Start League in the autumn
THE heavy fixtures load being foisted on many GAA players at this time of year has prompted Offaly hurling manager Joe Dooley to suggest returning to an autumn start for the National Leagues.
That runs contrary to the current Croke Park policy of fitting all inter-county action into the January-September period, but Dooley believes that a return to the old system has considerable merit.
"It used to be that way when I was playing and I have to say I enjoyed it. Players still had a residue of fitness from county and club championships, so there was no problem there. In fact, you'd look forward to games in October-November and very often the weather was quite good too.
"As it is, counties can go out of the championship in July -- as happened us last year -- and have no more games of any description until January.
"That's an awful long time, but then when things start up in January, it's frantic for a few months.
"We went from Walsh Cup straight into the league and now counties have five league games in six weekends between the end of February and early April.
"Lots of lads are also involved in Fitzgibbon, which adds to the workload. I just think it's too much in a short space of time, especially when there's such a long gap in the second half of the year," said Dooley.
He believes that a return to the pre-Christmas start for the leagues would ease the pressures on players, while also giving managers a chance to experiment in a less hectic environment.
"The provincial club championships run in October-November, but teams are eliminated quite quickly, so counties could manage without players from clubs still involved on the club scene. I just think there's too much crammed in at this time of year, especially for college players who are also on county teams," said Dooley.
His own son, Shane, is among those who has been extremely busy with college and county.
"I know that there would be opposition in some quarters to starting the league in autumn, but it would certainly ease things out at this time of year. I think that would be very beneficial," said Dooley, who is preparing to take Offaly into an extremely busy phase, in which they face Dublin (home), Galway (away), Limerick (home) and Waterford (away) over the next four weekends.
Their Division 1 fate will almost certainly be decided in those games, as they face Tipperary in the final round on April 18 and they would hate to be relying on picking up points in this clash to survive in the top flight.
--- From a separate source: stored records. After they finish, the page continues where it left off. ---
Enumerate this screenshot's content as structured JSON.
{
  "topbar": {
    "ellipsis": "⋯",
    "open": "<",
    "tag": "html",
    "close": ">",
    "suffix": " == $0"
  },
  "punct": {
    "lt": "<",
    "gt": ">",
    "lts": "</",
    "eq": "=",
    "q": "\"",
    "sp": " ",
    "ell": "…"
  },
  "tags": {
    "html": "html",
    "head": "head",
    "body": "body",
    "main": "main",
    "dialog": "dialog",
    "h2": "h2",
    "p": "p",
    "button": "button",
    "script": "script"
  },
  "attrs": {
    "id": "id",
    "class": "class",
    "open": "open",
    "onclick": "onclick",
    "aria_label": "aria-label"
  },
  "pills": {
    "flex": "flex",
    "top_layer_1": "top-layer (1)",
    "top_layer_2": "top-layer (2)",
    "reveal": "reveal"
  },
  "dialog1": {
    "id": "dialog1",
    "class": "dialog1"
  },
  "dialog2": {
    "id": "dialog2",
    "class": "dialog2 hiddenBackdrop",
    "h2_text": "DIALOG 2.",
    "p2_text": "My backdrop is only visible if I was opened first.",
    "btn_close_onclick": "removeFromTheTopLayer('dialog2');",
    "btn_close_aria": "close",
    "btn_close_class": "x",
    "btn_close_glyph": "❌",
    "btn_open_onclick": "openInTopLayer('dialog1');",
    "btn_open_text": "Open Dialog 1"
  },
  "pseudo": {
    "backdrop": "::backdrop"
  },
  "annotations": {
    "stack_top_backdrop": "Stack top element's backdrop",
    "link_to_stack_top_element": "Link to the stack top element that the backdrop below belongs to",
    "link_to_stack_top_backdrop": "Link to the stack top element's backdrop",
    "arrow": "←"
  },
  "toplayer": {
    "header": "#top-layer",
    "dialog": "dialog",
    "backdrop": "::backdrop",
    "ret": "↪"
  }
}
For reasons that nobody can quite explain, Offaly were drawn 'away' in their first two games against Cork and Kilkenny, going down by a combined total of 19 points. It dropped them to the bottom of the table, which leaves victory in Sunday's game against Dublin crucial if they are to begin a fightback before the threat of relegation sets in around O'Connor Park.
"We have to be honest -- we weren't good in the first two games. Playing Cork and Kilkenny away was always going to be difficult, but we're in Division 1 now, so you have to be ready for what comes your way. This is a very competitive league where every point is vital, which is why it's very important that we start picking some up very soon."
Winning a home tie with Dublin would have been seen as well within Offaly's range over the years, but times have changed. Dublin have reached a stage where they beat Tipperary quite convincingly, while Offaly only returned to Division 1 this year.
"Even when we were going well, we always found Dublin hard to beat -- especially at this time of year. It's a big game for us on Sunday because if we lose, we fall four points behind them and others too. We certainly need to improve on what we've done so far, but the scope is there if we can get things right on the day," said Dooley.
Brendan Murphy is still out with a back injury, but Ger Oakley (knee) and David Franks (groin) are back in contention for places.